Hoje, o consenso entre os pesquisadores de memória é que a memória não é registrada. Pelo contrário, é construído a partir de muitas fontes, como experiência, crenças e esquemas pessoais. Portanto, a hipnose não necessariamente restaurará as partes “esquecidas”. Ao longo dos anos, o apoio científico à técnica sofreu uma erosão significativa, especialmente depois que muitos casos de memória hipnótica de abuso sexual “reprimido” durante os anos 80 e 90 foram comprovadamente fabricados (Paterline, 2016).

No entanto, alguns tribunais não mudaram com o consenso profissional. Em 1987, a Suprema Corte dos EUA revisou um caso do Arkansas no qual o testemunho hipnoticamente atualizado foi rejeitado per se , de acordo com a lei estadual. Vickie Lorene Rock tinha atirado em seu marido em 1983 durante uma briga. Ela alegou que foi um acidente, mas ela não conseguia se lembrar dos detalhes. Ela tentou deixar o apartamento deles, mas o marido começou a sufocá-la. Ela pegou uma arma, e enquanto ele bateu nela, ela atirou nele. Ela pensou que seu dedo estava no martelo, não no gatilho, mas a arma havia disparado de qualquer maneira.

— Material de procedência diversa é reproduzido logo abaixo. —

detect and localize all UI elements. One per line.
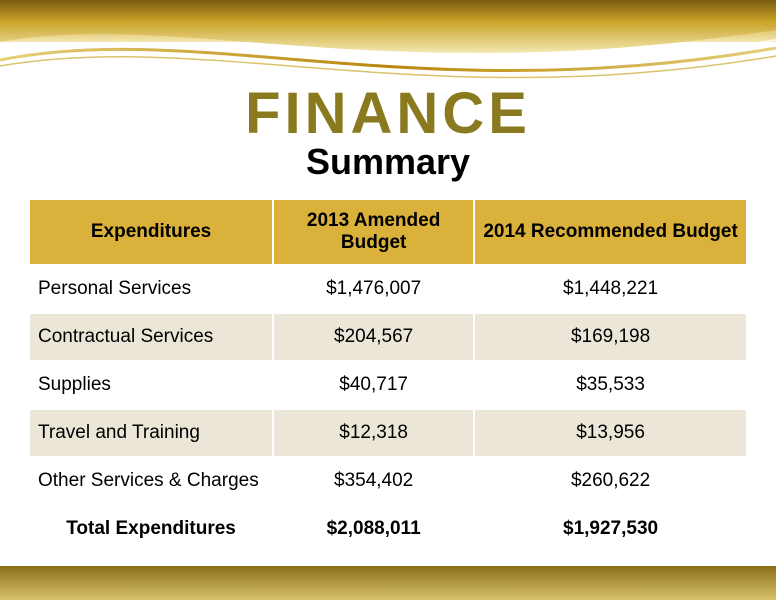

Rock foi submetido duas vezes à hipnose por um neuropsicólogo treinado, que primeiro a entrevistou por uma hora em sessões gravadas. Rock lembrou que sua arma falhou durante a briga. Um perito em armas afirmou a possibilidade. No entanto, o juiz barrou a memória refrescada, então Rock foi condenado por homicídio culposo. Entre na Suprema Corte dos Estados Unidos, que concluiu que uma proibição de atacado restringia os direitos da Sexta e Décima Quarta Emenda de Rock. A hipnose tem suas fraquezas, afirmou a Corte, mas excluir totalmente foi arbitrária.

Assim, apesar das pesquisas científicas que destacam mais contras do que profissionais, algumas jurisdições continuam aceitando a memória aprimorada hipnoticamente como um testemunho viável.

Referências

Paterline, BA (2016). Hipnose forense e os tribunais. Revista de Direito e Justiça Criminal, 4 (2), 1-7.